One thing I’ve learned in 25 harvests is that crop yield times final price is pretty constant, so we wouldn’t be worse off.
But imagine the feeling of driving past a field of solar panels or windmill, and enjoying the moral high ground.
And then the joy of watching them being peeled up/knocked down (using “carbon-neutral” methods, of course) to let the field re-join the push for food production.
The obvious things are world peace and having a rethink on Brexit. The latter is a big black cloud over everything and we have no clue how this will turn out.
It seems strange that people who are not prepared to risk £5 on the 2.15 at Kempton have bet the farm on Leave.
It is almost as if they have been under a “suspend critical thinking and take a massive punt” spell from a previous holder of a magic wand.
So, I’d have a Ghost of Christmas Future-type look at how this turns out for everyone and a chance to shape decisions accordingly. I’m looking for reassurance – so far I have found none.
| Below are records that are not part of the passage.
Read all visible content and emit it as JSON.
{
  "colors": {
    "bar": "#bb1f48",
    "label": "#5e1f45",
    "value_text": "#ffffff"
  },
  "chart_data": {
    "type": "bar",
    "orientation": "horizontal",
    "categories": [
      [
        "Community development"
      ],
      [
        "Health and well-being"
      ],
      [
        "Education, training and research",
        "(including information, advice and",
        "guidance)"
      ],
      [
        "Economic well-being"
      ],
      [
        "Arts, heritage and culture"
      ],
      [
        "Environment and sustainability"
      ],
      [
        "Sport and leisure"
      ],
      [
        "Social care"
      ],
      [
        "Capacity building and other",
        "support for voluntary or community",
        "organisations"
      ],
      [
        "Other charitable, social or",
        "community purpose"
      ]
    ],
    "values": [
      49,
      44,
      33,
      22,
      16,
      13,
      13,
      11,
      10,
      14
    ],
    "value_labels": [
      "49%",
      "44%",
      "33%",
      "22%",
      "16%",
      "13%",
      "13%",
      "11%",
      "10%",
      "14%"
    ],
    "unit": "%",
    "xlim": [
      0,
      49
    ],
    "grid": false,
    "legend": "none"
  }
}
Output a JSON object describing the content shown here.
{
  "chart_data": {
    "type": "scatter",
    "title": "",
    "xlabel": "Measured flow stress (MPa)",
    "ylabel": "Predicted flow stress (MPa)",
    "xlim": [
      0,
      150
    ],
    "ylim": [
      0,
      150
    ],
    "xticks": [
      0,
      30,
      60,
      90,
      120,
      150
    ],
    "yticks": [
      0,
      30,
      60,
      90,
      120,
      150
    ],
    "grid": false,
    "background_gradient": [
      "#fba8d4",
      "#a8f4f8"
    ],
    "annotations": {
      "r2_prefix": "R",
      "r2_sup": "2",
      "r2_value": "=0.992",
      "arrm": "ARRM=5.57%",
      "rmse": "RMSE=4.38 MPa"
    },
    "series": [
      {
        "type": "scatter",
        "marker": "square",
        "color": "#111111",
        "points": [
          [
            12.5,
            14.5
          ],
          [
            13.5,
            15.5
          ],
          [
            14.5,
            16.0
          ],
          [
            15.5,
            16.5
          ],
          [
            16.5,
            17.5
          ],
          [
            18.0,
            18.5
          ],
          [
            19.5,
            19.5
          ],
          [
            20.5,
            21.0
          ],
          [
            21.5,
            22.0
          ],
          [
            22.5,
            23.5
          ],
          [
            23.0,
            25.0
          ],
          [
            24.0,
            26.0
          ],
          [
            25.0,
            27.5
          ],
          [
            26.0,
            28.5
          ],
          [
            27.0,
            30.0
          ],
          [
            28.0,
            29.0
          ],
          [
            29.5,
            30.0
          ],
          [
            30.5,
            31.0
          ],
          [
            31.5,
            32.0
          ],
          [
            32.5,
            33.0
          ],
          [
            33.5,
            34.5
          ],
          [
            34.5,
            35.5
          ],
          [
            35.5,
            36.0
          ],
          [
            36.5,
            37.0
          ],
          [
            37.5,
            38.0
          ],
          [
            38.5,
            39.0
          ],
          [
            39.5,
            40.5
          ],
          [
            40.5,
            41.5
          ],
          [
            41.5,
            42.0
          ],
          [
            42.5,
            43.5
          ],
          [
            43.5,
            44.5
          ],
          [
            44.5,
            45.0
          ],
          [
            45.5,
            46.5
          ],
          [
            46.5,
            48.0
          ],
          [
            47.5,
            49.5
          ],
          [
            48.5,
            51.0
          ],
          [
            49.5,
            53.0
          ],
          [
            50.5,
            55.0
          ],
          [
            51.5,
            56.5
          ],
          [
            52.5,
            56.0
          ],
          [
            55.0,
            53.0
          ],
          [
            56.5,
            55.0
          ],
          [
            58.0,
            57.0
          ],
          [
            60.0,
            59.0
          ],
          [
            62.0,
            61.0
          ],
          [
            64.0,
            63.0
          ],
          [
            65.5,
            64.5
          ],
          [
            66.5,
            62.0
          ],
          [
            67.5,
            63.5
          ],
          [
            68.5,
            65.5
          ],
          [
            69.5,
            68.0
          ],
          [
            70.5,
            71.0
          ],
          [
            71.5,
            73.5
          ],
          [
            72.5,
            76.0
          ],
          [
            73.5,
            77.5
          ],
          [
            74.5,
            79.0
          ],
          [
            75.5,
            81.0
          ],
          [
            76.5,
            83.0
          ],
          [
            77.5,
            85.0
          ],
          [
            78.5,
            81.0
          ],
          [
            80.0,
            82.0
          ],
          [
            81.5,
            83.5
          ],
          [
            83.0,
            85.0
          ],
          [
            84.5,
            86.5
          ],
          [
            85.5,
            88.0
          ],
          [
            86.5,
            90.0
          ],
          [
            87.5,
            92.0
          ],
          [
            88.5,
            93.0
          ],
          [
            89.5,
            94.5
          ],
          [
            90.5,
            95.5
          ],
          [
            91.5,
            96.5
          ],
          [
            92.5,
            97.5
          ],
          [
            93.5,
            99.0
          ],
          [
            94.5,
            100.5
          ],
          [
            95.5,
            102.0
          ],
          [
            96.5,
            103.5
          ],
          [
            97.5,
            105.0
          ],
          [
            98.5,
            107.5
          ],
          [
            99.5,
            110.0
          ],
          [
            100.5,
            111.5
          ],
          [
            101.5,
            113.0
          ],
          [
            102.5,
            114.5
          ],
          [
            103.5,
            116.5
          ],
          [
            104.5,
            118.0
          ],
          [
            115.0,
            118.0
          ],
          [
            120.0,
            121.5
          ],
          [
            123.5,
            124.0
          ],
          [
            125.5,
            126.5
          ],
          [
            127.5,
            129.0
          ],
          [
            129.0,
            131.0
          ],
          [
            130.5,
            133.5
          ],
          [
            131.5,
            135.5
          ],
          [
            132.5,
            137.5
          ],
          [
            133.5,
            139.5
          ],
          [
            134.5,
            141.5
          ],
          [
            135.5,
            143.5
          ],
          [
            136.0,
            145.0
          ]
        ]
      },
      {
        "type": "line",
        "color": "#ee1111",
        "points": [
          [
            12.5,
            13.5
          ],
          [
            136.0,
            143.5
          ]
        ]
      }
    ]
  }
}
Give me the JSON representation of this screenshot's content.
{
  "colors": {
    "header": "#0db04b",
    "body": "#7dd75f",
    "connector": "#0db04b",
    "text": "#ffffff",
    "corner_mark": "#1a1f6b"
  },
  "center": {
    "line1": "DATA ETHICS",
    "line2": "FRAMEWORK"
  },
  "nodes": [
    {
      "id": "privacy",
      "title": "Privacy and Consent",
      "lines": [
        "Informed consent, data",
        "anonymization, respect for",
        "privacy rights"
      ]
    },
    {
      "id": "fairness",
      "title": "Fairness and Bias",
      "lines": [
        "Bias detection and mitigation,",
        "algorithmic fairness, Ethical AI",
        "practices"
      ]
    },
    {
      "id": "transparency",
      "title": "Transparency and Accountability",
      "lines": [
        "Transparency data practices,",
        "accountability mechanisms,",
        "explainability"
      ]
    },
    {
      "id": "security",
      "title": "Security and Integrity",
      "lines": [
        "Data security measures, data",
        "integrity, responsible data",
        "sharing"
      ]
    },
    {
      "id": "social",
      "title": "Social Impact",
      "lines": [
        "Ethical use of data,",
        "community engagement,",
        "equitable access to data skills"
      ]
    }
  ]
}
I would also transform rural broadband and telecommunications.
In our case, the information superhighway is more like a single track road with passing places.
We pay a line speed of “up to 17 Mb/s”, but actually experience up to 2.5 Mb/s, dropping to under 1 Mb/s. from about 5pm when the kids come home from school in the village. Sometimes it packs up altogether.
In addition, we get no mobile phone signal in the house and large parts of the farm at all. Any improvement would indeed be magic.